Aber ob der Angriff kommt, wer weiß das schon bei Trump. Maduro jedenfalls gibt sich weiterhin gelassen. Er glaube, so Sutherland, wohl an ein Wunder. Darauf hoffen die Venezolaner an der kolumbianischen Grenze auch, aber anders.

„Was mir in Venezuela fehlt? Menschenrechte, bei uns werden die Rechte des Einzelnen nicht respektiert“, sagt ein Mann und fügt hinzu: “ Wir wollen endlich einen Wandel. Eigentlich wären wir so ein reiches Land, es ist doch unmöglich, dass wir keine Arbeit finden oder mit unserem Gehalt nicht überleben können.“

Und ein anderer Grenzgänger wünscht sich, „dass es endlich Frieden gibt und Wohlstand. Es soll wieder alles so sein wie früher, als es Arbeit gab. Vor allem aber Ruhe und Frieden.“

Maduro mit wenig Rückhalt

Laut Analysten stehen nur 20 Prozent der Bevölkerung hinter Maduro und seinem Regime. Doch eine Intervention aus den USA befürworten die wenigsten. Viele hoffen, dass Maduro das Feld räumt, allerdings ohne Invasion.

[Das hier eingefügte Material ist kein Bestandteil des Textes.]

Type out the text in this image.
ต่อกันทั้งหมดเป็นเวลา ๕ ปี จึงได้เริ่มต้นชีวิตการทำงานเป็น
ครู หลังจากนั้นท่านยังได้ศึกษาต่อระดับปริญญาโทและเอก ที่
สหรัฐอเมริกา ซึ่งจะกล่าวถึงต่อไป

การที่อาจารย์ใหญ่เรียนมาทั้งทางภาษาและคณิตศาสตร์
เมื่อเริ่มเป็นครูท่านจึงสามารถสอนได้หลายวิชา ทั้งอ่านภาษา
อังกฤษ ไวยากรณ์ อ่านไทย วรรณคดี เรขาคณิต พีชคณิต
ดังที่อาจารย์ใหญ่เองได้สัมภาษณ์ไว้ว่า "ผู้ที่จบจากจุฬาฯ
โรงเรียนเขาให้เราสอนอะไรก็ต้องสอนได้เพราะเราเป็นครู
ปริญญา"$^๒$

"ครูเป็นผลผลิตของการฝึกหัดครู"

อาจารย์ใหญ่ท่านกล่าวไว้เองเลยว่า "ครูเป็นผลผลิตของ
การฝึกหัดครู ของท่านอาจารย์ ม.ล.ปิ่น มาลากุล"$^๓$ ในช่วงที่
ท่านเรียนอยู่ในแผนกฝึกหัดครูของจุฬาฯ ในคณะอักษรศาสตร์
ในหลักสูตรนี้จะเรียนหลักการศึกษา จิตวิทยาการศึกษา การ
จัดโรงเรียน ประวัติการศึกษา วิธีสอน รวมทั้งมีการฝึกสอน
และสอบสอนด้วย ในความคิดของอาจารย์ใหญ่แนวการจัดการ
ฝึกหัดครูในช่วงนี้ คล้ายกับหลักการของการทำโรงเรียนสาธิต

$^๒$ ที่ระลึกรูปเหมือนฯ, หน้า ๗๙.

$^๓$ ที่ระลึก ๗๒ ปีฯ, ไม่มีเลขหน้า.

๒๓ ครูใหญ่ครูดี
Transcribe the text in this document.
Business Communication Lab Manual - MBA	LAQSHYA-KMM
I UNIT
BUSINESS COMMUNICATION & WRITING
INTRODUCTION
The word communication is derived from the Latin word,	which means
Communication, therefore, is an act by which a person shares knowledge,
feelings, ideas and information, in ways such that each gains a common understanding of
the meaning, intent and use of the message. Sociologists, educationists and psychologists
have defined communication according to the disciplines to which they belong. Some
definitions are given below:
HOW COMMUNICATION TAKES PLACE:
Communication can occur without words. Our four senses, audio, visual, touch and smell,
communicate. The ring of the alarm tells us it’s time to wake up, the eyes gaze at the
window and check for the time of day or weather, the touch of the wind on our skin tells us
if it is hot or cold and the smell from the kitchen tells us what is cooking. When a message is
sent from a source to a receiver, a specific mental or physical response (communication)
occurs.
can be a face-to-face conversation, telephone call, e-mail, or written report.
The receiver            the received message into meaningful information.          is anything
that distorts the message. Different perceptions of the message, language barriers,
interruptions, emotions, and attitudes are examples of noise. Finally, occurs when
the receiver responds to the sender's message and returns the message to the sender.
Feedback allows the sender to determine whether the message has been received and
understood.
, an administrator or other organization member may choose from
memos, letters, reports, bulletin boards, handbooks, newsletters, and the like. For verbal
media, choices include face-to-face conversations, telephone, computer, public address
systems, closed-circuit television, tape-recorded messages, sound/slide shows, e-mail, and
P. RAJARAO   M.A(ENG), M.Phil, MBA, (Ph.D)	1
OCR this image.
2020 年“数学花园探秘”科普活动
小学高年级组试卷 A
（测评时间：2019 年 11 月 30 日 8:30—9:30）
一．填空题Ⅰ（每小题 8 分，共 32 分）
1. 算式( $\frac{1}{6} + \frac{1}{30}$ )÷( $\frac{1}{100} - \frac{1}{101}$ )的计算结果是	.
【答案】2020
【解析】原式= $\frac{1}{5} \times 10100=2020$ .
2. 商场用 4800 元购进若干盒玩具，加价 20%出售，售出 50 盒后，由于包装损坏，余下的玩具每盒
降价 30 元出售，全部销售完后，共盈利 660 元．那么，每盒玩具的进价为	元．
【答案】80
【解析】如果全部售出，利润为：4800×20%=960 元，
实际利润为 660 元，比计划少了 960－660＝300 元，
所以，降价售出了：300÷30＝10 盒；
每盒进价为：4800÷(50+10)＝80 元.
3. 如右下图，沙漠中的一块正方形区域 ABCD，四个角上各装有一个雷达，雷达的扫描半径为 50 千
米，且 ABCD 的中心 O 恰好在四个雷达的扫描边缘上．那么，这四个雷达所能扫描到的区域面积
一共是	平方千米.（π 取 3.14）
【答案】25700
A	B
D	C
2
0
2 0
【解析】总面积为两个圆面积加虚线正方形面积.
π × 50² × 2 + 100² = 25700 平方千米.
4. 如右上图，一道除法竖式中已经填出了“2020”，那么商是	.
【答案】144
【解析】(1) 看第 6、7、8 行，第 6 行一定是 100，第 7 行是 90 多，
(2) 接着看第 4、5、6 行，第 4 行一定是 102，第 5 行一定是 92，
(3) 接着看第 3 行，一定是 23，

Maduros Abgang scheint unwahrscheinlich. Auf das US-Angebot, das Land zu verlassen, geht er nicht ein. Er sitzt fest im Sattel, seit der Wahl vergangenen Sommer, bei der er sich unter Betrugsvorwürfen zum Sieger ernannt hat.

Die Oppositionsführerin María Corina Machado tauchte nach den Wahlen unter, lebt seither versteckt in Venezuela. Nun wird ihr in Oslo der Friedensnobelpreis verliehen – ob sie dafür ausreist, ist nach wie vor unklar, ebenso, ob sie in diesem Fall nach Venezuela zurückkehren würde.

Der venezolanische Generalstaatsanwalt drohte, dass Machado als flüchtig gelten werde, sollte sie das Land verlassen.